Despite starting the session lower, US stocks appeared to shrug off the news on Monday, erasing their intraday losses and closing the session relatively flat. The Nasdaq, S&P 500 and Dow Jones all ended the day with gains of 0.02%, 0.09% and 0.32%.
Monday marked a sixth consecutive session of gains for the S&P 500 which, despite the volatility of the last few weeks, currently sits just 3% off its all-time high.
Following Moody’s decision, 30-Year Treasury yields spiked to their highest level since October 2023 during Monday’s session. However, throughout the day they retreated significantly from these levels. Bond yields move inversely to price, so rising yields indicate selling pressure.
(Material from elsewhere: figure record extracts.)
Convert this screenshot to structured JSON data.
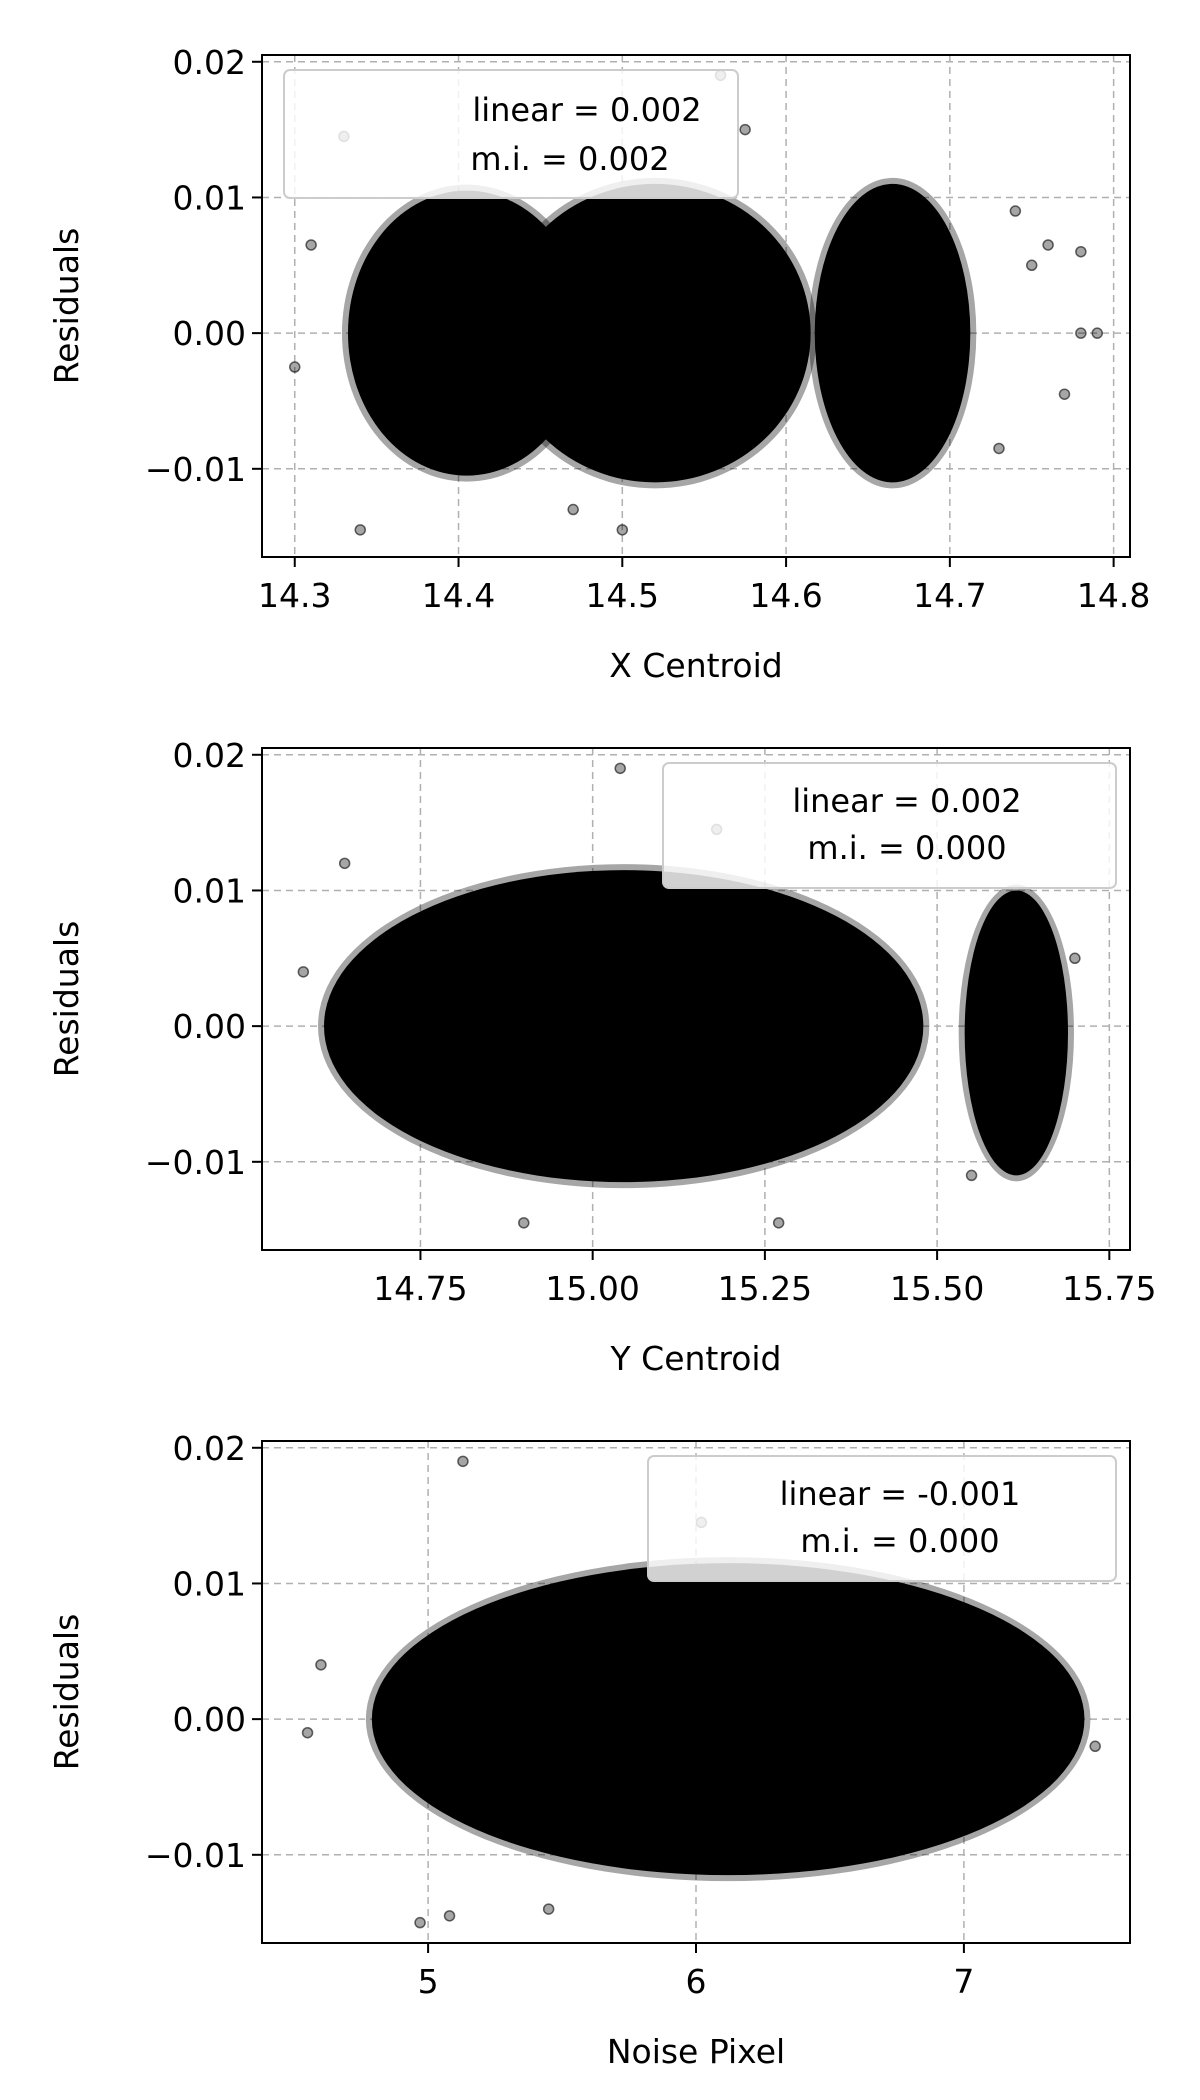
{
  "style": {
    "marker_color": "#000000",
    "grid_color": "#b0b0b0",
    "legend_face": "#ffffff",
    "legend_edge": "#cccccc"
  },
  "chart_data": [
    {
      "type": "scatter",
      "xlabel": "X Centroid",
      "ylabel": "Residuals",
      "xlim": [
        14.28,
        14.81
      ],
      "ylim": [
        -0.0165,
        0.0205
      ],
      "xticks": [
        14.3,
        14.4,
        14.5,
        14.6,
        14.7,
        14.8
      ],
      "xtick_labels": [
        "14.3",
        "14.4",
        "14.5",
        "14.6",
        "14.7",
        "14.8"
      ],
      "yticks": [
        -0.01,
        0.0,
        0.01,
        0.02
      ],
      "ytick_labels": [
        "−0.01",
        "0.00",
        "0.01",
        "0.02"
      ],
      "grid": true,
      "legend": {
        "position": "upper-left",
        "lines": [
          "linear = 0.002",
          "m.i. = 0.002"
        ]
      },
      "clusters": [
        {
          "x_center": 14.405,
          "x_width": 0.145,
          "y_center": 0.0,
          "y_width": 0.021
        },
        {
          "x_center": 14.52,
          "x_width": 0.19,
          "y_center": 0.0,
          "y_width": 0.022
        },
        {
          "x_center": 14.665,
          "x_width": 0.095,
          "y_center": 0.0,
          "y_width": 0.022
        }
      ],
      "points": [
        [
          14.33,
          0.0145
        ],
        [
          14.3,
          -0.0025
        ],
        [
          14.31,
          0.0065
        ],
        [
          14.34,
          -0.0145
        ],
        [
          14.78,
          0.0
        ],
        [
          14.79,
          0.0
        ],
        [
          14.77,
          -0.0045
        ],
        [
          14.76,
          0.0065
        ],
        [
          14.56,
          0.019
        ],
        [
          14.575,
          0.015
        ],
        [
          14.73,
          -0.0085
        ],
        [
          14.75,
          0.005
        ],
        [
          14.5,
          -0.0145
        ],
        [
          14.47,
          -0.013
        ],
        [
          14.78,
          0.006
        ],
        [
          14.74,
          0.009
        ]
      ]
    },
    {
      "type": "scatter",
      "xlabel": "Y Centroid",
      "ylabel": "Residuals",
      "xlim": [
        14.52,
        15.78
      ],
      "ylim": [
        -0.0165,
        0.0205
      ],
      "xticks": [
        14.75,
        15.0,
        15.25,
        15.5,
        15.75
      ],
      "xtick_labels": [
        "14.75",
        "15.00",
        "15.25",
        "15.50",
        "15.75"
      ],
      "yticks": [
        -0.01,
        0.0,
        0.01,
        0.02
      ],
      "ytick_labels": [
        "−0.01",
        "0.00",
        "0.01",
        "0.02"
      ],
      "grid": true,
      "legend": {
        "position": "upper-right",
        "lines": [
          "linear = 0.002",
          "m.i. = 0.000"
        ]
      },
      "clusters": [
        {
          "x_center": 15.045,
          "x_width": 0.87,
          "y_center": 0.0,
          "y_width": 0.023
        },
        {
          "x_center": 15.615,
          "x_width": 0.15,
          "y_center": -0.0005,
          "y_width": 0.021
        }
      ],
      "points": [
        [
          15.04,
          0.019
        ],
        [
          15.18,
          0.0145
        ],
        [
          14.64,
          0.012
        ],
        [
          14.58,
          0.004
        ],
        [
          14.9,
          -0.0145
        ],
        [
          15.27,
          -0.0145
        ],
        [
          15.7,
          0.005
        ],
        [
          15.55,
          -0.011
        ]
      ]
    },
    {
      "type": "scatter",
      "xlabel": "Noise Pixel",
      "ylabel": "Residuals",
      "xlim": [
        4.38,
        7.62
      ],
      "ylim": [
        -0.0165,
        0.0205
      ],
      "xticks": [
        5,
        6,
        7
      ],
      "xtick_labels": [
        "5",
        "6",
        "7"
      ],
      "yticks": [
        -0.01,
        0.0,
        0.01,
        0.02
      ],
      "ytick_labels": [
        "−0.01",
        "0.00",
        "0.01",
        "0.02"
      ],
      "grid": true,
      "legend": {
        "position": "upper-right",
        "lines": [
          "linear = -0.001",
          "m.i. = 0.000"
        ]
      },
      "clusters": [
        {
          "x_center": 6.12,
          "x_width": 2.66,
          "y_center": 0.0,
          "y_width": 0.023
        }
      ],
      "points": [
        [
          5.13,
          0.019
        ],
        [
          6.02,
          0.0145
        ],
        [
          4.55,
          -0.001
        ],
        [
          4.6,
          0.004
        ],
        [
          4.97,
          -0.015
        ],
        [
          5.08,
          -0.0145
        ],
        [
          7.49,
          -0.002
        ],
        [
          5.45,
          -0.014
        ]
      ]
    }
  ]
}
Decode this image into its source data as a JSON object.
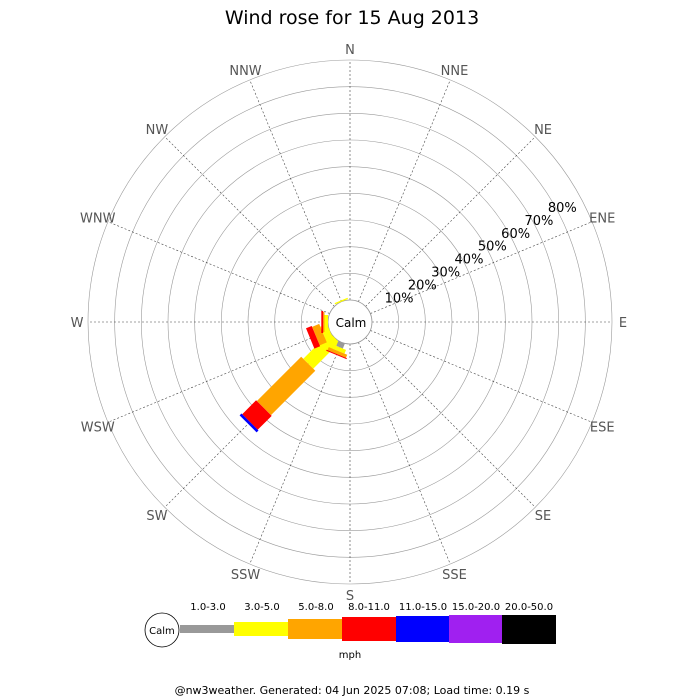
{
  "chart_data": {
    "type": "wind-rose",
    "title": "Wind rose for 15 Aug 2013",
    "directions": [
      "N",
      "NNE",
      "NE",
      "ENE",
      "E",
      "ESE",
      "SE",
      "SSE",
      "S",
      "SSW",
      "SW",
      "WSW",
      "W",
      "WNW",
      "NW",
      "NNW"
    ],
    "ring_labels": [
      "10%",
      "20%",
      "30%",
      "40%",
      "50%",
      "60%",
      "70%",
      "80%"
    ],
    "max_percent": 90,
    "center_label": "Calm",
    "speed_bins": [
      {
        "label": "",
        "color": "#999999"
      },
      {
        "label": "1.0-3.0",
        "color": "#ffff00"
      },
      {
        "label": "3.0-5.0",
        "color": "#ffa500"
      },
      {
        "label": "5.0-8.0",
        "color": "#ff0000"
      },
      {
        "label": "8.0-11.0",
        "color": "#0000ff"
      },
      {
        "label": "11.0-15.0",
        "color": "#a020f0"
      },
      {
        "label": "15.0-20.0",
        "color": "#000000"
      },
      {
        "label": "20.0-50.0",
        "color": ""
      }
    ],
    "legend_unit": "mph",
    "legend_calm_label": "Calm",
    "series": [
      {
        "direction": "SW",
        "segments": [
          0,
          13.9,
          23.5,
          7.4,
          1.0,
          0,
          0
        ]
      },
      {
        "direction": "WSW",
        "segments": [
          0,
          2.7,
          2.9,
          2.3,
          0,
          0,
          0
        ]
      },
      {
        "direction": "W",
        "segments": [
          0,
          1.3,
          0.5,
          0.7,
          0,
          0,
          0
        ]
      },
      {
        "direction": "SSW",
        "segments": [
          2.0,
          1.5,
          1.2,
          0.4,
          0,
          0,
          0
        ]
      },
      {
        "direction": "NNW",
        "segments": [
          0,
          0.5,
          0,
          0,
          0,
          0,
          0
        ]
      }
    ]
  },
  "footer": "@nw3weather. Generated: 04 Jun 2025 07:08; Load time: 0.19 s"
}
Consumer Sentiment Slides Lower
The University of Michigan Index of Consumer Sentiment edged down in May, as the index fell to its lowest level in three years.
The preliminary reading, released on Friday, showed that US consumer sentiment had declined for the fifth consecutive month, with the index falling to 50.8, its lowest reading since July 2022.
The survey revealed that US consumers are concerned that US trade policy will lead to higher inflation, with three quarters of respondents specifically mentioning tariffs. However, it’s worth noting that the survey was conducted before the US and China announced a 90-day pause on a range of tariffs between each other.
This latest data regarding consumer sentiment followed news earlier last week that US annual inflation had unexpectedly cooled to 2.3% in April.
UK GDP Grows More than Expected
On Thursday, the Office of National Statistics (ONS) announced that the UK economy is estimated to have grown by 0.7% in the first quarter.
Not only was this figure significantly higher than the 0.1% recorded the previous quarter, but it was also higher than had been anticipated by economists.
First quarter growth was powered by the services sector and an increase in investment. Net trade also had a positive impact, with export volumes increasing 3.5%, suggesting that activity may have been brought forward in an attempt to avoid tariffs.
This week, on Wednesday, the ONS will release UK inflation data for April, in which headline inflation is expected to have accelerated.